The components of a URL

A URL (Uniform Resource Locator) is a specific type of URI (Universal Resource Identifier). A URL normally locates an existing resource on the Internet. A URL is used when a web client makes a request to a server for a resource.

This topic is a summary of URLs and URIs. If you need to know more, the concepts of the URI and the URL are defined by the Internet Society and IETF (Internet Engineering Task Force) Request for Comments document RFC 2396, Uniform Resource Identifiers (URI): Generic Syntax (http://www.ietf.org/rfc/rfc2396.txt).

Briefly, a URI is defined as any character string that identifies a resource. A URL is defined as those URIs that identify a resource by its location or by the means used to access it, rather than by a name or other attribute of the resource.

A newer form of resource identifier, the IRI (Internationalized Resource Identifier), permits the use of characters and formats that are suitable for national languages other than English. An IRI can be used in place of a URI or URL when the applications involved with the request and response support IRIs. For more information about IRIs, see Internationalized Resource Identifiers (IRIs).

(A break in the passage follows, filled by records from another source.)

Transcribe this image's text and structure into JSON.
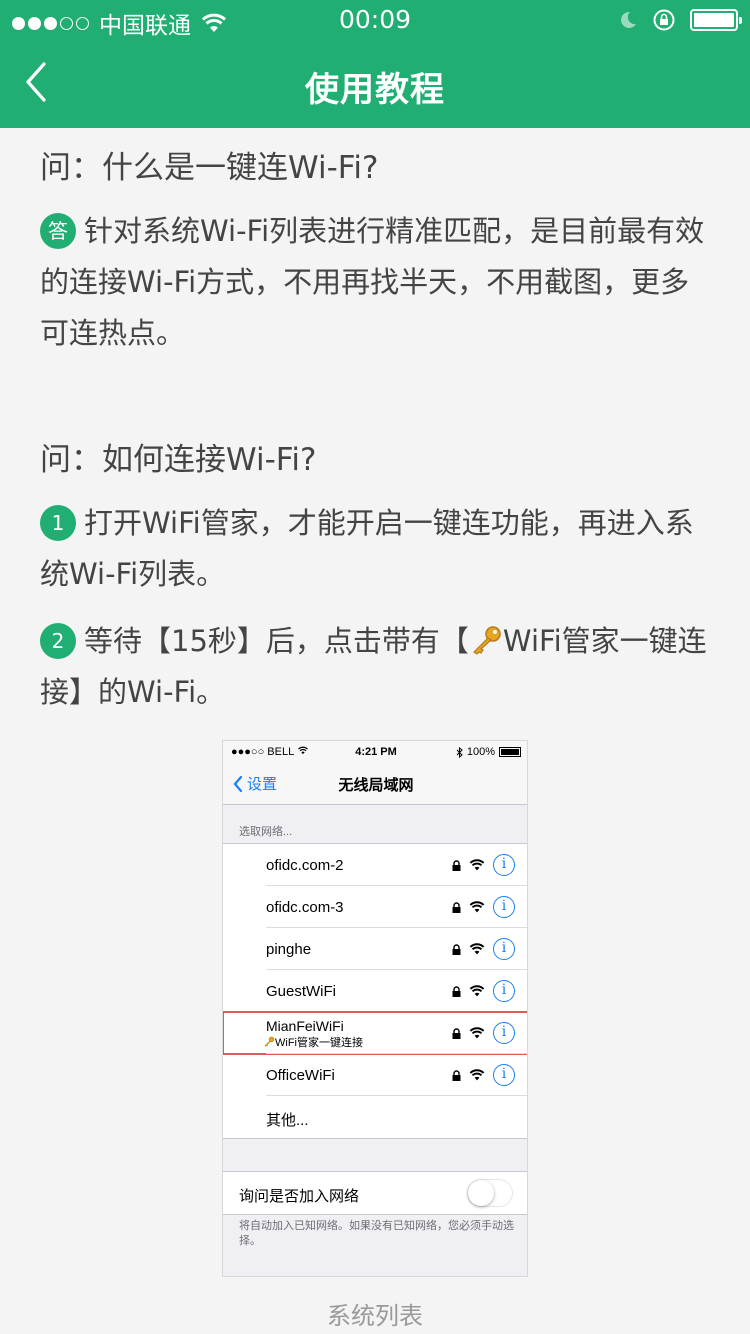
{
  "status_bar": {
    "carrier": "中国联通",
    "time": "00:09"
  },
  "nav": {
    "title": "使用教程"
  },
  "faq1": {
    "question": "问：什么是一键连Wi-Fi?",
    "answer_badge": "答",
    "answer": "针对系统Wi-Fi列表进行精准匹配，是目前最有效的连接Wi-Fi方式，不用再找半天，不用截图，更多可连热点。"
  },
  "faq2": {
    "question": "问：如何连接Wi-Fi?",
    "step1_badge": "1",
    "step1": "打开WiFi管家，才能开启一键连功能，再进入系统Wi-Fi列表。",
    "step2_badge": "2",
    "step2_before": "等待【15秒】后，点击带有【",
    "step2_after": "WiFi管家一键连接】的Wi-Fi。"
  },
  "screenshot": {
    "status": {
      "carrier": "BELL",
      "time": "4:21 PM",
      "battery": "100%"
    },
    "back_label": "设置",
    "title": "无线局域网",
    "section_label": "选取网络...",
    "networks": [
      {
        "name": "ofidc.com-2"
      },
      {
        "name": "ofidc.com-3"
      },
      {
        "name": "pinghe"
      },
      {
        "name": "GuestWiFi"
      },
      {
        "name": "MianFeiWiFi",
        "tag": "WiFi管家一键连接",
        "highlighted": true
      },
      {
        "name": "OfficeWiFi"
      },
      {
        "name": "其他..."
      }
    ],
    "info_glyph": "i",
    "ask_label": "询问是否加入网络",
    "ask_toggle_on": false,
    "footer": "将自动加入已知网络。如果没有已知网络，您必须手动选择。"
  },
  "caption": "系统列表",
  "colors": {
    "brand_green": "#20ae73",
    "ios_blue": "#1a7ef5",
    "highlight_red": "#e05a5a"
  }
}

A URL for HTTP (or HTTPS) is normally made up of three or four components:
  1. A scheme. The scheme identifies the protocol to be used to access the resource on the Internet. It can be HTTP (without SSL) or HTTPS (with SSL).
  2. A host. The host name identifies the host that holds the resource. For example, www.example.com. A server provides services in the name of the host, but hosts and servers do not have a one-to-one mapping. Refer to Host names.

    Host names can also be followed by a port number. Refer to Port numbers. Well-known port numbers for a service are normally omitted from the URL. Most servers use the well-known port numbers for HTTP and HTTPS , so most HTTP URLs omit the port number.

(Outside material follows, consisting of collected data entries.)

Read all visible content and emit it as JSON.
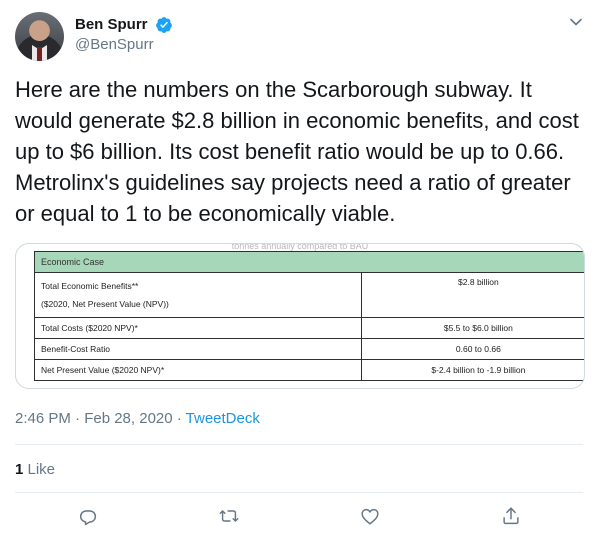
{
  "tweet": {
    "author": {
      "name": "Ben Spurr",
      "handle": "@BenSpurr",
      "verified": true
    },
    "text": "Here are the numbers on the Scarborough subway. It would generate $2.8 billion in economic benefits, and cost up to $6 billion. Its cost benefit ratio would be up to 0.66. Metrolinx's guidelines say projects need a ratio of greater or equal to 1 to be economically viable.",
    "time": "2:46 PM · Feb 28, 2020 · ",
    "source": "TweetDeck",
    "like_count": "1",
    "like_label": " Like"
  },
  "media": {
    "cut_header": "tonnes annually compared to BAU",
    "table": {
      "header": "Economic Case",
      "rows": [
        {
          "label_line1": "Total Economic Benefits**",
          "label_line2": "($2020, Net Present Value (NPV))",
          "value": "$2.8 billion"
        },
        {
          "label_line1": "Total Costs ($2020 NPV)*",
          "value": "$5.5 to $6.0 billion"
        },
        {
          "label_line1": "Benefit-Cost Ratio",
          "value": "0.60 to 0.66"
        },
        {
          "label_line1": "Net Present Value ($2020 NPV)*",
          "value": "$-2.4 billion to -1.9 billion"
        }
      ]
    }
  },
  "colors": {
    "verified": "#1da1f2",
    "link": "#1b95e0",
    "secondary": "#657786",
    "table_header_bg": "#a6d7b8"
  },
  "icons": [
    "verified-badge-icon",
    "chevron-down-icon",
    "reply-icon",
    "retweet-icon",
    "like-icon",
    "share-icon"
  ]
}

  3. A path. The path identifies the specific resource in the host that the web client wants to access. For example, /software/htp/cics/index.html.
  4. A query string. If a query string is used, it follows the path component, and provides a string of information that the resource can use for some purpose (for example, as parameters for a search or as data to be processed). The query string is usually a string of name and value pairs; for example, term=bluebird. Name and value pairs are separated from each other by an ampersand (&); for example, term=bluebird&source=browser-search.
The scheme and host components of a URL are not defined as case-sensitive, but the path and query string are case-sensitive. Typically, the whole URL is specified in lowercase.
The components of the URL are combined and delimited as follows:
scheme://host:port/path?query
Figure 1. Syntax of an HTTP URL
Read syntax diagramSkip visual syntax diagram
                            .-:80-----.                      
>>-http://--+-host name--+--+---------+--/--path component------>
            '-IP address-'  '-:--port-'                      

>--+-----------------+-----------------------------------------><
   '-?--query string-'   

Here is an example of an HTTP URL:
http://www.example.com/software/index.html
With a port number specified, the URL is:
http://www.example.com:1030/software/index.html

A URL can be followed by a fragment identifier. The separator used between the URL and the fragment identifier is the # character. A fragment identifier is used to point a web browser to a reference or function in the item that it has just retrieved. For example, if the URL identifies an HTML page, a fragment identifier can be used to indicate a subsection within the page, using the ID of the subsection. In this case, the web browser typically displays the page to the user so that the subsection is visible. The action taken by the web browser for a fragment identifier differs depending on the media type of the item and the defined meaning of the fragment identifier for that media type.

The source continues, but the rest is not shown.